John T. Whitmore (November 16, 1893 – December 14, 1943) was an American architect. As founding president of the Massachusetts State Association of Architects, Whitmore facilitated the passage of an architects' registration law for Massachusetts in 1941 and was inaugural chairman of the state registration board.

==Life and career==
John Thoreau Whitmore was born November 16, 1893, in Springfield, Massachusetts, to William R. Whitmore, an artist, and Mabel Whitmore, née Turner. He was educated at Williams College and at the Massachusetts Institute of Technology. He worked for Stone & Webster before joining the firm of Andrews, Rantoul & Jones in 1920. In 1924 he became a partner in the reorganized Andrews, Jones, Biscoe & Whitmore; his partners were Robert Day Andrews, Howland Jones and Maurice B. Biscoe. He spent the rest of his career as a member of this firm. The firm's Cousens Gymnasium (1932) at Tufts University was part of the architecture event in the art competition at the 1932 Summer Olympics.

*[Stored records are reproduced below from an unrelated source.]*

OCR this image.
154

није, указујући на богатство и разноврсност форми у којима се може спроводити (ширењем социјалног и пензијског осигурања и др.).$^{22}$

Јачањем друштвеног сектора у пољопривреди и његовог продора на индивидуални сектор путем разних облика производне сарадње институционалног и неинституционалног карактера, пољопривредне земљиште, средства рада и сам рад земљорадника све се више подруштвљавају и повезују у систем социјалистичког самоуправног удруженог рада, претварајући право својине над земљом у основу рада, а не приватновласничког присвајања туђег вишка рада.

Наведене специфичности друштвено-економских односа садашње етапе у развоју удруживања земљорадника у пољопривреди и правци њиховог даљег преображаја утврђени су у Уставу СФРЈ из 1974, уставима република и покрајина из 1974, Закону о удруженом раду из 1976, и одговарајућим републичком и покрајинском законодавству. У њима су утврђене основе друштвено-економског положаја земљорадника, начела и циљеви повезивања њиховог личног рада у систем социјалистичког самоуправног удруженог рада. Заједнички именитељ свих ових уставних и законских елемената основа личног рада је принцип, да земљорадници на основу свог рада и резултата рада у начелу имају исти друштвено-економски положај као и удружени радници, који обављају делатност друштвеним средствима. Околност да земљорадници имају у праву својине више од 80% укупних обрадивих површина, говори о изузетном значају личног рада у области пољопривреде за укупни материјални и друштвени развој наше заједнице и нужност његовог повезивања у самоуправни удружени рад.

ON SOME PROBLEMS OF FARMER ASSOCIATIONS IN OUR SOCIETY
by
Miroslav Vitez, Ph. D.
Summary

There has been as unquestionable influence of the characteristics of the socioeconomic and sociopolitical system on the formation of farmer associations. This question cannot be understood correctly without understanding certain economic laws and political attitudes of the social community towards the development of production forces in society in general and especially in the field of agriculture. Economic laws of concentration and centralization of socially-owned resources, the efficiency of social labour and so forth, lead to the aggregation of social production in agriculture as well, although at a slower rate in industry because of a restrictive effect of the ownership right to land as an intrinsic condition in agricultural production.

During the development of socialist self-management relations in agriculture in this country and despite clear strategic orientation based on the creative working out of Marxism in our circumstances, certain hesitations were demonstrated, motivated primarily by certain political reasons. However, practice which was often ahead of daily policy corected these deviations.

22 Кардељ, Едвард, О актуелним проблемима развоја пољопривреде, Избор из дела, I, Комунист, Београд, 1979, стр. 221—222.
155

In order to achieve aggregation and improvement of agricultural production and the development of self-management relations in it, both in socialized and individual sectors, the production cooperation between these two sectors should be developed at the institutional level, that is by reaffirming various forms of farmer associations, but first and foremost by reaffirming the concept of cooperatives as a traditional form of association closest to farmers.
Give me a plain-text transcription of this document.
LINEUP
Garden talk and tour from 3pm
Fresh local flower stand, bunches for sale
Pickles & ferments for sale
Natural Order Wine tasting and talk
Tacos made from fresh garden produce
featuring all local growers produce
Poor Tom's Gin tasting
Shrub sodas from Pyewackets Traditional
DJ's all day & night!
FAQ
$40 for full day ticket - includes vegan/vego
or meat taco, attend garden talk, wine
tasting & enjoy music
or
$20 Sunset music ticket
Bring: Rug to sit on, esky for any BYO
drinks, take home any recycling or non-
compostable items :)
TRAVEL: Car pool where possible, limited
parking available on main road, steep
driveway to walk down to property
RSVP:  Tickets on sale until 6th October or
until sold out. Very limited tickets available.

In 1938 Whitmore was elected president of the Boston Society of Architects. He served until 1941, when he was elected founding president of the Massachusetts State Association of Architects (MSAA), now AIA Massachusetts, the state-level chapter of the American Institute of Architects (AIA). As MSAA president Whitmore led the effort for a state registration law for architects. This came as Cambridge mayor John W. Lyons was being indicted for soliciting bribes from architects including John W. Beal in return for city contracts and had the support of district attorney Robert F. Bradford, prosecutor in the case. A registration law was passed in the same year and in 1942 Whitmore was appointed inaugural chairman of the Massachusetts Board of Registration of Architects. In recognition of his work he was granted license no. 1. He also served on the Salem planning board, was a president of the Massachusetts Building Congress and, from 1936 to 1938, was an architectural supervisor for the Federal Housing Authority.

==Personal life==
Whitmore was married in 1917 to Rosamond Benson. They had three children, all sons. He died December 14, 1943, in Marblehead.